I would love a way to optionally post a location while choosing specificity, i.e. United Kingdom vs Newcastle etc. That way I can filter communities and posts to just those in a location I like.
I think it could lead to some really cool interactions and ways of looking for things.
Is there any limitations with the database (postgres)?. I know postgres is one of the best (maybe even best) monolith database (running on one node) at the moment, but will the space be enough? With this in mind, has there been any consideration of migrating to a distributed database like ScyllaDB or CassanraDB to alleviate potential space constraints? On the other hand, if Lemmy doesn't intend to store data for long periods, maybe the capacity of Postgres would suffice. Any thoughts or plans on this? I appreciate your insights on this matter.
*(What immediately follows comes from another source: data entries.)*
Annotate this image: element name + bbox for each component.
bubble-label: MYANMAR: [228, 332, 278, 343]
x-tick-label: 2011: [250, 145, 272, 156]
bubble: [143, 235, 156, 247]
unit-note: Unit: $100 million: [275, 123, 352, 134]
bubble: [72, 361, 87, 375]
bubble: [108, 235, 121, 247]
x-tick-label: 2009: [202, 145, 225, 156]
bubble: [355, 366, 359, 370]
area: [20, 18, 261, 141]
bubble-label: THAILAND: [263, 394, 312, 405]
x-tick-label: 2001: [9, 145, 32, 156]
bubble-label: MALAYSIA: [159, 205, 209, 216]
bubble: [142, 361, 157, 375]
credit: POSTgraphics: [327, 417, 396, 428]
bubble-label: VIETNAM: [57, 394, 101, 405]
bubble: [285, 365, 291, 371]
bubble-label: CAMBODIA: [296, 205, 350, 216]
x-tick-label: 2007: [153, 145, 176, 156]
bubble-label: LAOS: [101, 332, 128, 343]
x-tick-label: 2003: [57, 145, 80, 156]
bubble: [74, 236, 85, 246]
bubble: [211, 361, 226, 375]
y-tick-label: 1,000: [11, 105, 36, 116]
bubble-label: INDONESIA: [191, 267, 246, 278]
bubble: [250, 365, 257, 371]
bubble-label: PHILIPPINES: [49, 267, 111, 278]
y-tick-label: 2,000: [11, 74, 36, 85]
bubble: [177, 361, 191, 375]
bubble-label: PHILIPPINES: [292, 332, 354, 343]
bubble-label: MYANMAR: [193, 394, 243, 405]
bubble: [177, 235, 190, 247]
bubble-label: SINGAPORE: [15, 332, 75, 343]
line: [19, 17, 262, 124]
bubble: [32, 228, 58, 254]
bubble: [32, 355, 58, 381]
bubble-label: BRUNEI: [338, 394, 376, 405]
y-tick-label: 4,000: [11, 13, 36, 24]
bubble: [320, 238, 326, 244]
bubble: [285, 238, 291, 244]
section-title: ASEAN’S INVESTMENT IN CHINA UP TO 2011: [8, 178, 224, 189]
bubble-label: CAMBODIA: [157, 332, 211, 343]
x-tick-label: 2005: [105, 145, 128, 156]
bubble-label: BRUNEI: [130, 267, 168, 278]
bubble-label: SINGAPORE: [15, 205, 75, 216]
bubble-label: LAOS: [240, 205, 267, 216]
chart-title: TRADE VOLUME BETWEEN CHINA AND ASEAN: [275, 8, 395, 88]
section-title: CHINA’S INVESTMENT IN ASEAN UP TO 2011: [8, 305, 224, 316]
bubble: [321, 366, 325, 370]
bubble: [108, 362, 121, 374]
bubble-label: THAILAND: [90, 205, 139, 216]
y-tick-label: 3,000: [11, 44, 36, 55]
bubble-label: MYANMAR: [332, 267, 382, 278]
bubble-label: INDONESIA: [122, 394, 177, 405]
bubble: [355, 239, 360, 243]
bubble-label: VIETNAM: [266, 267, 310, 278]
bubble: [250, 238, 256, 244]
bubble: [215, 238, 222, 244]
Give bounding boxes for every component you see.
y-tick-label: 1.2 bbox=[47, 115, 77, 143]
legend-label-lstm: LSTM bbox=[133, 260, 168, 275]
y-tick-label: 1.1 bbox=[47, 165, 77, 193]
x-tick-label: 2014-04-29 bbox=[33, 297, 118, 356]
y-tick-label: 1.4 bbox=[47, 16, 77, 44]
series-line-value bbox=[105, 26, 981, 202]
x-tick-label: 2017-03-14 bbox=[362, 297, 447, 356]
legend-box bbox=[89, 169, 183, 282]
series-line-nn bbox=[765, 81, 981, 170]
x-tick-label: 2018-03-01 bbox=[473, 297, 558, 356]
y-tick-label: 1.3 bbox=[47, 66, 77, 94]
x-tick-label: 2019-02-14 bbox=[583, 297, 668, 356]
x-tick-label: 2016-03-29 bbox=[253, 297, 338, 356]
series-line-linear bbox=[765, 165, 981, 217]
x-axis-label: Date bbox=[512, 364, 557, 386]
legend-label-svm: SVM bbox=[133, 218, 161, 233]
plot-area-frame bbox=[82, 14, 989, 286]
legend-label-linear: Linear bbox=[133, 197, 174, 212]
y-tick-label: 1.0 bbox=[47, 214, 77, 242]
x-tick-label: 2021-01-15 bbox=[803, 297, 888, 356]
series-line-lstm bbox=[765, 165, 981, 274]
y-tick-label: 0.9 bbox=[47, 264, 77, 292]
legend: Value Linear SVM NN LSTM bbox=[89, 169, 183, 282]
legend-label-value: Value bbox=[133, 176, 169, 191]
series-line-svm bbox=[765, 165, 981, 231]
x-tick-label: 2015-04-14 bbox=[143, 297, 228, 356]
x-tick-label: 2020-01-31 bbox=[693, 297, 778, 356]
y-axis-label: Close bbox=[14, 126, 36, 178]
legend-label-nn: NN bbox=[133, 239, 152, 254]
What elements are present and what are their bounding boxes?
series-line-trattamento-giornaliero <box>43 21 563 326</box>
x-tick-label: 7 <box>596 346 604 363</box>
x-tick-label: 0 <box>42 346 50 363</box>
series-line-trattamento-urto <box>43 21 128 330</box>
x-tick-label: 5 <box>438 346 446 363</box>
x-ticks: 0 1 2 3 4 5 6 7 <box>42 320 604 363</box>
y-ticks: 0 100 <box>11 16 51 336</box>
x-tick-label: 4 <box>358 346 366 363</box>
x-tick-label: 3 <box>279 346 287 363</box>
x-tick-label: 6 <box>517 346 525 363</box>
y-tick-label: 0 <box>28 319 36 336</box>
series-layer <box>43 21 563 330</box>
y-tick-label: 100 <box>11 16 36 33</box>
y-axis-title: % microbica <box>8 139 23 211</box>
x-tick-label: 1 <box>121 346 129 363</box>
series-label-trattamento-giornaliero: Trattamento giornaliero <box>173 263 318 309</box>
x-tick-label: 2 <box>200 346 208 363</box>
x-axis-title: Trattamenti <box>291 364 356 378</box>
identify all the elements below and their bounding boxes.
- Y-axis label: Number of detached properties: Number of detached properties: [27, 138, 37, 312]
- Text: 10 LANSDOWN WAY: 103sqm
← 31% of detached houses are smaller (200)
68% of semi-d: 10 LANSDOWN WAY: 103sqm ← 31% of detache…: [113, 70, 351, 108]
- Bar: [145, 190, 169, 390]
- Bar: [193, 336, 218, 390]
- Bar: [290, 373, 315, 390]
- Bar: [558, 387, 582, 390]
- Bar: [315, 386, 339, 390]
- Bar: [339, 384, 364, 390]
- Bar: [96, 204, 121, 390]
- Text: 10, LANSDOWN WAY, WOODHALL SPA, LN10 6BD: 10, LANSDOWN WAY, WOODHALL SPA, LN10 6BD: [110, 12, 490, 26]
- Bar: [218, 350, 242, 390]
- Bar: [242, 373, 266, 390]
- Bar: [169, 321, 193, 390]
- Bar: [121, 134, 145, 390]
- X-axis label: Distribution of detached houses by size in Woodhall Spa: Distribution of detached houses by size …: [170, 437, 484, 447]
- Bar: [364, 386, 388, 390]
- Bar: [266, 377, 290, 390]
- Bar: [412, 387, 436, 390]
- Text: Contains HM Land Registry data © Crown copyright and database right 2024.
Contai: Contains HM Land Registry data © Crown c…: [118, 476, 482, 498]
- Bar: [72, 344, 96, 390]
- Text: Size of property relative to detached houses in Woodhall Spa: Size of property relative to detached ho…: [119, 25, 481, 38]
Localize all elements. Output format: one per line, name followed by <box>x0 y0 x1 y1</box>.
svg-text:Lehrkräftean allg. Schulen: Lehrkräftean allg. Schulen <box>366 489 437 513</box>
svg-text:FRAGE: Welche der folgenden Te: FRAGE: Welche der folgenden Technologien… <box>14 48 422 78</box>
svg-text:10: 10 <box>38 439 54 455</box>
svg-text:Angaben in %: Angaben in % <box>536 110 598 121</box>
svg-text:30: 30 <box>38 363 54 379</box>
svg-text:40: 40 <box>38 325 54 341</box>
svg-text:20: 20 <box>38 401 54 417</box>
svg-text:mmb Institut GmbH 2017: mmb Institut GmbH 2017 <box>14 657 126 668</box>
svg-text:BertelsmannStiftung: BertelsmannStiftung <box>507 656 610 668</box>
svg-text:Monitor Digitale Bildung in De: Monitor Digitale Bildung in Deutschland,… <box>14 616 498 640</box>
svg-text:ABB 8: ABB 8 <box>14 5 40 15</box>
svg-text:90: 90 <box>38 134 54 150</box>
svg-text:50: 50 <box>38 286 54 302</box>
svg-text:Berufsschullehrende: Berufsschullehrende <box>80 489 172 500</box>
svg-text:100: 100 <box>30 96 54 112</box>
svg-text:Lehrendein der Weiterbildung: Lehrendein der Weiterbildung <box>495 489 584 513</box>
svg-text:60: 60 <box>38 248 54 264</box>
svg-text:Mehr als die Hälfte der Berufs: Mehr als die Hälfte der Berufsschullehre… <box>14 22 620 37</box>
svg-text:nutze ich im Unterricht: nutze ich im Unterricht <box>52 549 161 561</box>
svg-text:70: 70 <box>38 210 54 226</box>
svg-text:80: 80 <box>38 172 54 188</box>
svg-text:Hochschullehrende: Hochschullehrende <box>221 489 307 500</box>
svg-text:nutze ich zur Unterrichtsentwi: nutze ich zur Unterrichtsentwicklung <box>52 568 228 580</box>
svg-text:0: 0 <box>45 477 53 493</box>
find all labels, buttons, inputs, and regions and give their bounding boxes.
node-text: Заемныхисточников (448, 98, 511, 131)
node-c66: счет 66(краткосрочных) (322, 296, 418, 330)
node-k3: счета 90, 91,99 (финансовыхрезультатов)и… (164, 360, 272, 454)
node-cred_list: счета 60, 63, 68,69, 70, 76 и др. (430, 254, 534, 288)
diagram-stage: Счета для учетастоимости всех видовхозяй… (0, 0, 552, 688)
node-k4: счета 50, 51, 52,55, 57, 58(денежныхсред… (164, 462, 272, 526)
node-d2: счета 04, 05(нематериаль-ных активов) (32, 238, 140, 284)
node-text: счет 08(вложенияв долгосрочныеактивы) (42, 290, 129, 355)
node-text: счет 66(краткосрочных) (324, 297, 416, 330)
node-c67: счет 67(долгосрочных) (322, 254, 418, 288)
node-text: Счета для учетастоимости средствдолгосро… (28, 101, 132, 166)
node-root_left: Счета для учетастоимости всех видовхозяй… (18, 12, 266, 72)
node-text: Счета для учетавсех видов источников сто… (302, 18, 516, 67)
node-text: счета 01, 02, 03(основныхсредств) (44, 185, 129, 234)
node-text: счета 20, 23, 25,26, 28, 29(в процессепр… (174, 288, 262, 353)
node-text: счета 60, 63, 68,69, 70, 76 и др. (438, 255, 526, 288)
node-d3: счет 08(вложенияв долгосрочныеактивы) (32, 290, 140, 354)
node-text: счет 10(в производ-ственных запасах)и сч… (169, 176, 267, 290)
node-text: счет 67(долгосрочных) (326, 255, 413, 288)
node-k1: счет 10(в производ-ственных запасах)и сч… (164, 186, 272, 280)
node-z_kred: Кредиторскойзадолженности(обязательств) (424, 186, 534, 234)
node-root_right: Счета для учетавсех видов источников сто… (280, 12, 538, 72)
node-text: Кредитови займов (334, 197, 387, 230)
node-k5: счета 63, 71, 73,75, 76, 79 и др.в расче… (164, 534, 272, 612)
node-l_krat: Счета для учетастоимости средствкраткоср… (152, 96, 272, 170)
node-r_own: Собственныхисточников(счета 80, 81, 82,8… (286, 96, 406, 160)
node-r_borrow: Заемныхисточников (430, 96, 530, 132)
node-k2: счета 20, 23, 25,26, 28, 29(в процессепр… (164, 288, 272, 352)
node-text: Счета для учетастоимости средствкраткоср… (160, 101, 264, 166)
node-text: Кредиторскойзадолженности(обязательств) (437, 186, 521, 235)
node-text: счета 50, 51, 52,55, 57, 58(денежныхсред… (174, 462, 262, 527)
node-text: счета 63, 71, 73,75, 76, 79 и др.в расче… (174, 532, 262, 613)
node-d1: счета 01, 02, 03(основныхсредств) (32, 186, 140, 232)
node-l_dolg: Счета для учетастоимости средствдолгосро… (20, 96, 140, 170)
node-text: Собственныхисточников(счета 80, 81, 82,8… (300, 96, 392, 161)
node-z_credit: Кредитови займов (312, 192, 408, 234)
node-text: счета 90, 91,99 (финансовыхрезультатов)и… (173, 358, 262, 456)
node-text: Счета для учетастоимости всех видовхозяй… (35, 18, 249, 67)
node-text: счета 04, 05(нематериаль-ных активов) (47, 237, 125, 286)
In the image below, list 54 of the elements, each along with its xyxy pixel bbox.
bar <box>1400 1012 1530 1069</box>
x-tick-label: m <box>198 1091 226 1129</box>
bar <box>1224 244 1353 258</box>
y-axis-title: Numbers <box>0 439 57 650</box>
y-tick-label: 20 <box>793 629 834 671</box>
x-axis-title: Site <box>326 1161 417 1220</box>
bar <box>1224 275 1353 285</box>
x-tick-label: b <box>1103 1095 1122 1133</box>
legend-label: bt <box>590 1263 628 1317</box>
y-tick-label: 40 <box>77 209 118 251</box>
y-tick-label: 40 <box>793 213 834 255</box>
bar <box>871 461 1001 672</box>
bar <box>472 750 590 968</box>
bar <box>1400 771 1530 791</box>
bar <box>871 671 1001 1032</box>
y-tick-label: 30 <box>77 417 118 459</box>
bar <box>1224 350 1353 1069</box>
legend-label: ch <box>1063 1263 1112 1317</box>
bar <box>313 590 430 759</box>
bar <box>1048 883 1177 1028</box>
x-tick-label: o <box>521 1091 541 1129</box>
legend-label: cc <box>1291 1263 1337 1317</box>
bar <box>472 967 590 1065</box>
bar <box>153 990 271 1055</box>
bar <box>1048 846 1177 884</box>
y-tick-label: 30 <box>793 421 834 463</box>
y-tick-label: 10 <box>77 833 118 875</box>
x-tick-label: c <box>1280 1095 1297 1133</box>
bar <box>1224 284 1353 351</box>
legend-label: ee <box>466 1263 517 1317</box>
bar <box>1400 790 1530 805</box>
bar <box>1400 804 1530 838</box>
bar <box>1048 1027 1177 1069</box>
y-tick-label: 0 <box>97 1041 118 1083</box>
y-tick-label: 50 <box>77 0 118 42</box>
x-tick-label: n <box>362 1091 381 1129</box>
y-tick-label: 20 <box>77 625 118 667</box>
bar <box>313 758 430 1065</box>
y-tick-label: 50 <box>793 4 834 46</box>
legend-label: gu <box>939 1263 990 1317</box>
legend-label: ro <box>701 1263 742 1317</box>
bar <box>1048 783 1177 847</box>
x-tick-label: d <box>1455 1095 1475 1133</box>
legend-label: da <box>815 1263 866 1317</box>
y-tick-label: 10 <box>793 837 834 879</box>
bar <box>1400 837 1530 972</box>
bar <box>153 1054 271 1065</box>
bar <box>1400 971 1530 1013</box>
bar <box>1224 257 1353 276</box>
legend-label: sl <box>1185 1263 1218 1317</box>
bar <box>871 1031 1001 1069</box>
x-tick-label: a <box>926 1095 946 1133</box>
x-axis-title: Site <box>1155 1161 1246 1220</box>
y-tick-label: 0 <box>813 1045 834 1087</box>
Disk space is definitely not an issue for us w/ postgres, or any text data really. The entire wikipedia english text data, is ~20GB. Images are the main disk-space concern for servers.
A backup of lemmy.ml's DB is only ~1.8 GB currently, and that's 3+ years of data.
We have no plans to move away from postgres, and lose all of its features and performance.
Will you implement an sorting algorithm that would show more content from small, neglected, unknown communities/instances on the main /all/ timeline so that they are more discoverable and will be seen rather than only showing the most-liked posts from huge communities/instances?
Any thoughts on the "federated community" discussion? I find both positions to have merit, but I think I'm leaning towards community aggregation as an option.
First of all, thanks for the great work!
How's the onboarding of the new contributors going? I assume suddenly getting a huge influx of eager contributors might create a lot of fun "problems" that software developers don't usually get in their day jobs.
Related to that, besides the contributor docs on join-lemmy, is there any recommended reading before getting down to work on starting to contribute (already made or in the works)? I've been looking into helping out and getting better at Rust in the process.
What do you think of owls?
Why is selfhosted Docker such a mess?
And following up: since Lemmy-easy-deploy is so… well… easy, can’t you make that official as well?
Have an advance option where one could configure everything and one where all is done and automatically works for the somewhat less technical admins?
What is a mess about it? Its certainly much easier than installing without Docker.